Kind of a Big Deal On the topic of gold, Friday saw one of the roughly 10 biggest inflows into the ETF ever and, according to Bloomberg, based on dollars as opposed to tonnes, it was the largest inflow ever. I would label that as encouraging, because one thing that gold hasn't had is any real buying in the Western World, even as the rest of the planet has been accumulating. Obviously, that didn't matter to the miners today, but at some point, if gold continues to behave well, the miners will begin to do much better.

On the subject of the current stock market rout, obviously this has been one of the worst starts to a January ever, and while it's not infallible, there is something to the old saying that if January's weak, the whole year's liable to be bad. Even though there's been quite a bit of damage done in the short run, there are still vast pockets of wild overvaluation.

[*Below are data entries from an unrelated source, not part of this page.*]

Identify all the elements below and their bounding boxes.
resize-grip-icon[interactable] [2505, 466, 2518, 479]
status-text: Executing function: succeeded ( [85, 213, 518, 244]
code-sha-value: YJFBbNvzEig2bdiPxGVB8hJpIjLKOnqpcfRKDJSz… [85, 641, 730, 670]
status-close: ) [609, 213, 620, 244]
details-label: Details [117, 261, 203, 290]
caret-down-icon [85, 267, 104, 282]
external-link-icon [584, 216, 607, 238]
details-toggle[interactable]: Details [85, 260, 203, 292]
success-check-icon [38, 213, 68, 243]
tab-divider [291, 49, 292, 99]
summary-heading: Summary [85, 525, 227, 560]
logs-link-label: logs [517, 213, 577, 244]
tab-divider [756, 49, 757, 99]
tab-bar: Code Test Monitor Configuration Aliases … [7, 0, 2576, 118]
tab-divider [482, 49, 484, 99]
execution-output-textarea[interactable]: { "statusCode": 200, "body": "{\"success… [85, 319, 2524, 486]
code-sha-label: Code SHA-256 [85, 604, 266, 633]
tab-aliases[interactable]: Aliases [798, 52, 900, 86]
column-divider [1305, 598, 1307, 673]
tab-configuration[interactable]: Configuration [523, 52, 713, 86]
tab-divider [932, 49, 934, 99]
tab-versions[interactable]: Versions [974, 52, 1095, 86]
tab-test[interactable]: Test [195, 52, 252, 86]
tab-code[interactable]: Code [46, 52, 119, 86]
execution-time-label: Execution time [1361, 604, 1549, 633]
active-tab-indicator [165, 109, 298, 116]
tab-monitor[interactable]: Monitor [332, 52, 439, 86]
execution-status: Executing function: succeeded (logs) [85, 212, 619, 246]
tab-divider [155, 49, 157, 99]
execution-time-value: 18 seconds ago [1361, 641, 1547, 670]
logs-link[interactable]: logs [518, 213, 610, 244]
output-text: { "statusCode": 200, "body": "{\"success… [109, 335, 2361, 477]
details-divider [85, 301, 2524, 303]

Top Signs You're In a Codependent Relationship For the moment, the Fed would have you believe it doesn't care about the stock market, which means that a lot of stocks are free to keep falling until the Fed changes its tune. It's pretty clear that despite the fact that QE is still underway, the collective weight of stocks, crypto, NFTs, real estate, etc., resulted in exhaustion, even without the Fed actually tightening. That said, guessing about exhaustion is harder than it's ever been because we don't really have any datapoints of how markets behave during QE, although we do know that the last time the Fed tried to switch from QE to QT, it was unable to. This time it hasn't even been able to exorcise QE without causing quite a bit of damage.

The fact that the Fed is trapped, talking about wanting to fight inflation, while the stock market gets hammered, should be clear to everyone and it should cause them to lose a tremendous amount of credibility. Thus far that hasn't been the case, but opinions and perceptions can change rather quickly.